Higher Inventories Might Support Natural Gas’s Rise

Natural gas inventory data

In the week ending May 11, natural gas inventories rose by 106 Bcf (billion cubic feet) to 1,538 Bcf—based on the EIA’s (U.S. Energy Information Administration) data announced on May 17. The rise was 2 Bcf more than the consensus estimate compiled by S&P Global Platts. On May 17, natural gas June futures rose 1.6%.

Higher Inventories Might Support Natural Gas’s Rise

Inventories spread and natural gas prices

In the week ending May 11, the negative difference between natural gas inventories and their five-year average contracted by 2 percentage points compared to the previous week. The difference is called the “inventories spread.” For the week ending May 11, the inventories spread was at -24.6%.

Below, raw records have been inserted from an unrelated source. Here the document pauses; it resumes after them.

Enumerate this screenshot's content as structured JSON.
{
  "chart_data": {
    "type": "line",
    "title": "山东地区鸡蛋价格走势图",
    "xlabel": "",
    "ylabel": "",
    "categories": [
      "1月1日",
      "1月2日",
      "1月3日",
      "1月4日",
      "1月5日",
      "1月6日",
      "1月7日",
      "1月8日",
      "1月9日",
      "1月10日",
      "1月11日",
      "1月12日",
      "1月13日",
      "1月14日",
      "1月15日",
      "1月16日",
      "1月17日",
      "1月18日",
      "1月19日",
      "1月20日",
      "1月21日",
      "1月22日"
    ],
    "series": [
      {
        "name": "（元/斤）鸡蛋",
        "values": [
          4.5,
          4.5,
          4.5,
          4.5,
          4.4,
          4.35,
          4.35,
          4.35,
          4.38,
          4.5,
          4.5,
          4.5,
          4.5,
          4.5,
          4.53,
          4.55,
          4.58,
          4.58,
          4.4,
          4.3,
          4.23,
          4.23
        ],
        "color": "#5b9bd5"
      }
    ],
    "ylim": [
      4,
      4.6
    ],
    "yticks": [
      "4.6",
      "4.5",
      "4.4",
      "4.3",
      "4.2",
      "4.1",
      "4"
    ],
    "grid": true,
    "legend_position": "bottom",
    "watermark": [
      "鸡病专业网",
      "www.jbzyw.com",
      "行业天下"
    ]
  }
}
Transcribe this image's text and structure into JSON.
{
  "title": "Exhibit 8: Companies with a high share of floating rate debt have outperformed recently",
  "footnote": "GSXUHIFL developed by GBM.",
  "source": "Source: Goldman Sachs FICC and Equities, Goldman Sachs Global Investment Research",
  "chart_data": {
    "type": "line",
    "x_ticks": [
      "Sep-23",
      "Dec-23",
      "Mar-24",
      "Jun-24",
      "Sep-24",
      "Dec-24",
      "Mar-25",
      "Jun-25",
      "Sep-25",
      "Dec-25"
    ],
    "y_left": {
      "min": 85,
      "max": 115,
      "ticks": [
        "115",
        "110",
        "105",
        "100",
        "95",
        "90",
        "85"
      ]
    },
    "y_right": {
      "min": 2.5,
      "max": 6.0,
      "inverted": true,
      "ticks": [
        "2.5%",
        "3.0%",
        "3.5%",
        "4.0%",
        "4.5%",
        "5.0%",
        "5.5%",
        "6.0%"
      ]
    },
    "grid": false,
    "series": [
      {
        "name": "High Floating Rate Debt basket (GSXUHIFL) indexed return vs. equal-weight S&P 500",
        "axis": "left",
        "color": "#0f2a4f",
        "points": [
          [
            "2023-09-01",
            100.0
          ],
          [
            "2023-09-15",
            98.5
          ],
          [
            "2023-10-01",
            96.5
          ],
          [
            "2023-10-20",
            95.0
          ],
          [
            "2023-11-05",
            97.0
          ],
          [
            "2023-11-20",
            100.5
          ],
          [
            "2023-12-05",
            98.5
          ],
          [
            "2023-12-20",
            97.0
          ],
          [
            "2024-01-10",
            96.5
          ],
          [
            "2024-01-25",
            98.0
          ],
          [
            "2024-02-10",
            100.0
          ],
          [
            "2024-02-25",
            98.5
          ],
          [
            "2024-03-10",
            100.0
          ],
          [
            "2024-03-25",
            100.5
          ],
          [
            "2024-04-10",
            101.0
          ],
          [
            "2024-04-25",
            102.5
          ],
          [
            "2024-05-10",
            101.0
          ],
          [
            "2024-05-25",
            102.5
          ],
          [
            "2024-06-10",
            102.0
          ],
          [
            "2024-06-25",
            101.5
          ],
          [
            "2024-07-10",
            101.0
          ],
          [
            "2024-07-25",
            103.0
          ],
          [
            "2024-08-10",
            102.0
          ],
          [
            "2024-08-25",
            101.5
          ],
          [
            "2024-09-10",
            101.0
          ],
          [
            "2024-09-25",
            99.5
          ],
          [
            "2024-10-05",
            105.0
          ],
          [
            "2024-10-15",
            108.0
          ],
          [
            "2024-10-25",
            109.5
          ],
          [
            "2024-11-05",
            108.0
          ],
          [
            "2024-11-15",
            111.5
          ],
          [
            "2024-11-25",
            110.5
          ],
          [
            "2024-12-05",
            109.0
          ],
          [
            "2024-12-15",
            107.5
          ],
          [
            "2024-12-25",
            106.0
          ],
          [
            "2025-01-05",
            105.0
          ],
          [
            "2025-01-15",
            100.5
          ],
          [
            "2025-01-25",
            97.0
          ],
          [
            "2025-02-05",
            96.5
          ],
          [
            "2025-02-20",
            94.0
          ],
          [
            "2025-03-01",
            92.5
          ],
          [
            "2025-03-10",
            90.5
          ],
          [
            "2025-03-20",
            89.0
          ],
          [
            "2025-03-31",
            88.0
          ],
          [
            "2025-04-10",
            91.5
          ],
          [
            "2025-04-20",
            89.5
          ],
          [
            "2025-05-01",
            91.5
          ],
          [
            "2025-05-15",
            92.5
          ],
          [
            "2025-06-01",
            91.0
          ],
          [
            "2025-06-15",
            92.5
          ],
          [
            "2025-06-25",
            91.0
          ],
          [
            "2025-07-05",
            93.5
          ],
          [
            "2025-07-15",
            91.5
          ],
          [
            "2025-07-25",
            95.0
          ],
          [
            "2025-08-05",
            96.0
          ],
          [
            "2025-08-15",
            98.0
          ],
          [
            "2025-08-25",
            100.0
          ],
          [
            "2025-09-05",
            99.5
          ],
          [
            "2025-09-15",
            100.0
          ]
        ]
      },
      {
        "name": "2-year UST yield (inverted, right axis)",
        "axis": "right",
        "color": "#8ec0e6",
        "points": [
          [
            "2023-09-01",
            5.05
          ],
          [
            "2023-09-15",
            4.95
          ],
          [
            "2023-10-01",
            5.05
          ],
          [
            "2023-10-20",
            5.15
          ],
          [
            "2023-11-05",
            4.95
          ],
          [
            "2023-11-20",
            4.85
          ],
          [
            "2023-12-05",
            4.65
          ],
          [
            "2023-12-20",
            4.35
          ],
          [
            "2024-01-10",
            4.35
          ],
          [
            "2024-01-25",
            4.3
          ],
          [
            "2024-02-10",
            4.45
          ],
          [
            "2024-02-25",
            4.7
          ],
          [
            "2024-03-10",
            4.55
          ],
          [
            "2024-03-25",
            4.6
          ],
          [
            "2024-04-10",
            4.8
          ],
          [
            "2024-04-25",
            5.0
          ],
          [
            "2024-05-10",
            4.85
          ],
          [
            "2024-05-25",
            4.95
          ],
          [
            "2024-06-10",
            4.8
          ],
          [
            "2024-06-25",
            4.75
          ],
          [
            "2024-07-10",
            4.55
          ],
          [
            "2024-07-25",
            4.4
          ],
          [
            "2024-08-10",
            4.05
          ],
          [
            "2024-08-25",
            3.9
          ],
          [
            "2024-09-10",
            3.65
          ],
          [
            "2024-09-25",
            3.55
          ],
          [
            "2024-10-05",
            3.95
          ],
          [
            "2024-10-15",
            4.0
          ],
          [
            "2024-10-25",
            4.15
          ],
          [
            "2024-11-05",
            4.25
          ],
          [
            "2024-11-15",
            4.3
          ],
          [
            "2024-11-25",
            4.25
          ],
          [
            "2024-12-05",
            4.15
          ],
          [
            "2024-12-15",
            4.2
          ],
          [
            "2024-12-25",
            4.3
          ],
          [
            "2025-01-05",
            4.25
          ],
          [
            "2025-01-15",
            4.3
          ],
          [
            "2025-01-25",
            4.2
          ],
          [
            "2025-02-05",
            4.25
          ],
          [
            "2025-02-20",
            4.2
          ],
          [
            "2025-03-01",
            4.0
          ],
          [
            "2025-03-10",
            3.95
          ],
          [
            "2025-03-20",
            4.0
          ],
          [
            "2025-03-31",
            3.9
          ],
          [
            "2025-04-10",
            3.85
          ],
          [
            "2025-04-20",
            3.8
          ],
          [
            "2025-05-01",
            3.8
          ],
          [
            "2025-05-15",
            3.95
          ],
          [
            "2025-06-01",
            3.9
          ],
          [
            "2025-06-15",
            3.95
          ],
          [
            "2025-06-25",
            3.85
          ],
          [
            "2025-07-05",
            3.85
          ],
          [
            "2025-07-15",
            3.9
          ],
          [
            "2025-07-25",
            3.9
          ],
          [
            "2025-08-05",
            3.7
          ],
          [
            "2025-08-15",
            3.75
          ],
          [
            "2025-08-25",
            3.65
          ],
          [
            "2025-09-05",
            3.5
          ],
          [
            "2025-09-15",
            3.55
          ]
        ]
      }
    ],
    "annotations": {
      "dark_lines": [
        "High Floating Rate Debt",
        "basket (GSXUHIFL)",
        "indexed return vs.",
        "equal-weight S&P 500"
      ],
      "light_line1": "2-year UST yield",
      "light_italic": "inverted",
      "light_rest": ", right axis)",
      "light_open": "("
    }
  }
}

In the week ending May 4, the inventories spread was at -26.6%. Natural gas prices are usually inversely related to the inventories spread. The above graph illustrates this relationship.

On May 17–22, natural gas June futures rose 1.7%. On May 17, the EIA released the natural gas inventory report for the week ending May 11. The increased cooling demand might be behind natural gas’s rise during this period.

Since May 17, Chesapeake Energy (CHK), Southwestern Energy (SWN), and Range Resources’ (RRC) returns were 5.8%, 0.2%, and -1.4%, respectively—the outperformers on our list of natural gas–weighted stocks.

On May 17–22, the Fidelity MSCI Energy Index ETF (FENY) and the iShares Global Energy ETF (IXC) fell 1.1% and 0.8%, respectively. These ETFs hold natural gas producer stocks.

Higher inventory levels

On May 24, the EIA is scheduled to release the natural gas inventory report for the week ending May 18. Any rise below 67 Bcf would push the inventories spread further into the negative territory—a bullish factor for natural gas prices.